A New Bytecode Format for JavaScriptCore
In revision r237547 we introduced a new bytecode format for JavaScriptCore (JSC). The goals of the new format were to improve memory usage and allow the bytecode to be cached on disk, while the previous format was optimized for interpreter throughput at the cost of memory usage.
In this post, we will start with a quick overview of JSC’s bytecode, key aspects of the old bytecode format and the optimizations it enabled. Next, we will look into the new format and how it affects interpreter execution. Finally, we will look at the impact of the new format on memory usage and performance and how this rewrite improved type safety in JavaScriptCore.
Background
Before JSC executes any JavaScript code, it must lex, parse and generate bytecode for it. JSC has 4 tiers of execution:
- Low Level Interpreter (LLInt): the start-up interpreter
- Baseline JIT: a template JIT
- DFG JIT: a low-latency optimizing compiler
- FTL JIT: a high-throughput optimizing compiler
Execution starts by interpreting the bytecode, at the lowest tier, and as the code gets executed more it gets promoted to a higher tier. This is described in a lot more details in this blog post about the FTL.
The bytecode is the source of truth throughout the whole engine. The LLInt executes the bytecode. The baseline is a template JIT, which emits snippets of machine code for each bytecode instruction. Finally, the DFG and FTL parse the bytecode and emit DFG IR, which is then run through an optimizing compiler.

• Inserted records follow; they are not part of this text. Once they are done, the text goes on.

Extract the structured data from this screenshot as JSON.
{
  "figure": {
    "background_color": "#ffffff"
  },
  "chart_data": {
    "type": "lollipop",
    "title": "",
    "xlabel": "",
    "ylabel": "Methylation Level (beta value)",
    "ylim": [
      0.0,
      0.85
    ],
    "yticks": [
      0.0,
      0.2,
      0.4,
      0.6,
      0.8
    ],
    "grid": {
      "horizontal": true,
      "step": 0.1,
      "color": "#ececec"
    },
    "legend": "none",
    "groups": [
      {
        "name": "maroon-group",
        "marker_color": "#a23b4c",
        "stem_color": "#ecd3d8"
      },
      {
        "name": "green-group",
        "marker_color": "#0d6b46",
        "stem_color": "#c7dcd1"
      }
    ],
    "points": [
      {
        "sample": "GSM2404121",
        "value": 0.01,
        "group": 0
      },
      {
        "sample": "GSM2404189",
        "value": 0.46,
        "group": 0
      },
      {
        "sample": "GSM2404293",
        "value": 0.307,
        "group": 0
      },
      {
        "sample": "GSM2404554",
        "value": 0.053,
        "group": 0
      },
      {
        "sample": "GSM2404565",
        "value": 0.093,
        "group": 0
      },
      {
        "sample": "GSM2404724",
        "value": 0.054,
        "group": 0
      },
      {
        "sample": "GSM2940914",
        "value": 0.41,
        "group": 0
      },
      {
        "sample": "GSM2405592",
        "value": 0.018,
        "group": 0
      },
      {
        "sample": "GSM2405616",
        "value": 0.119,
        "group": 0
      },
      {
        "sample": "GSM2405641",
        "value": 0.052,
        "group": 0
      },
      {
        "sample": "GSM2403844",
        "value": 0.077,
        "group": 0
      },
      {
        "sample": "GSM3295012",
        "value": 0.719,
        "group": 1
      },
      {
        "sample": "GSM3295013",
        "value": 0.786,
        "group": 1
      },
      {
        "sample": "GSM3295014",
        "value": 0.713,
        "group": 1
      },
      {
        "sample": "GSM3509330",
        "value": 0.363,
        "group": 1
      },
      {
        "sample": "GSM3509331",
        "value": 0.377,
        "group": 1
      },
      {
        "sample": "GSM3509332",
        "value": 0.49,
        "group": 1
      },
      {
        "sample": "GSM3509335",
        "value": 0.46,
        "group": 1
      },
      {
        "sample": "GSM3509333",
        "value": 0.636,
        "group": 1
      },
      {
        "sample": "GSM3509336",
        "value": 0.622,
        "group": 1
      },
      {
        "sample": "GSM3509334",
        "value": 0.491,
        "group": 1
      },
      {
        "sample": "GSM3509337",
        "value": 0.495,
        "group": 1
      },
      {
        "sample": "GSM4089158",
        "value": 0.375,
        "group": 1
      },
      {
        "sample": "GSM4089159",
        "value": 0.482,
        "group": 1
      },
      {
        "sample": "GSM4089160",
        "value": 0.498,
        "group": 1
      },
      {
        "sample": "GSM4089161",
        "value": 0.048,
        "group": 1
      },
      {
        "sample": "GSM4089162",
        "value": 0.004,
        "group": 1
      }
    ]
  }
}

Because the bytecode is the source of truth, it tends to stay alive in memory throughout the whole program execution. In JavaScript-heavy websites, such as Facebook or Reddit, the bytecode is responsible for 20% of the overall memory usage.
The Bytecode
To make things more concrete, let’s look at a simple JavaScript program, learn how to inspect the bytecode generated by JSC and how to interpret the bytecode dump.
// double.js
function double(a) {
return a + a;
}
double(2);
If you run the above program with jsc -d double.js, JSC will dump all the bytecode it generates to stderr. The bytecode dump will contain the bytecode generated for double:
[ 0] enter
[ 1] get_scope loc4
[ 3] mov loc5, loc4
[ 6] check_traps
[ 7] add loc7, arg1, arg1, OperandTypes(126, 126)
[ 13] ret loc7
Each line starts with the offset of the instruction in brackets, followed by the opcode name and its operands. Here we can see the operands loc for local variables, arg for function arguments and OperandTypes, which is metadata about the predicted types of the arguments.
Old Bytecode Format
The old bytecode format had a few issues that we wanted to fix:
- It used too much memory.
- The instruction stream was writable, which prevented memory-mapping the bytecode stream.
- It had optimizations that we no longer benefited from, such as direct threading.
In order to better understand how we addressed these issues in the new format, we need a basic understanding of the old bytecode format. In the old format, instructions could be in one of two forms: unlinked, which is compact and optimized for storage and linked, which is inflated and optimized for execution, containing memory addresses of runtime objects directly in the instruction stream.
Unlinked Instructions
The instructions were encoded using variable-width encoding. The opcode and each operand took as little space as possible, ranging from 1 to 5 bytes. Take the add instruction from the program above as an example, it would take 6 bytes: one for the opcode (add), one for each of the registers (loc7, arg1 and arg1 again) and two bytes for the operand types.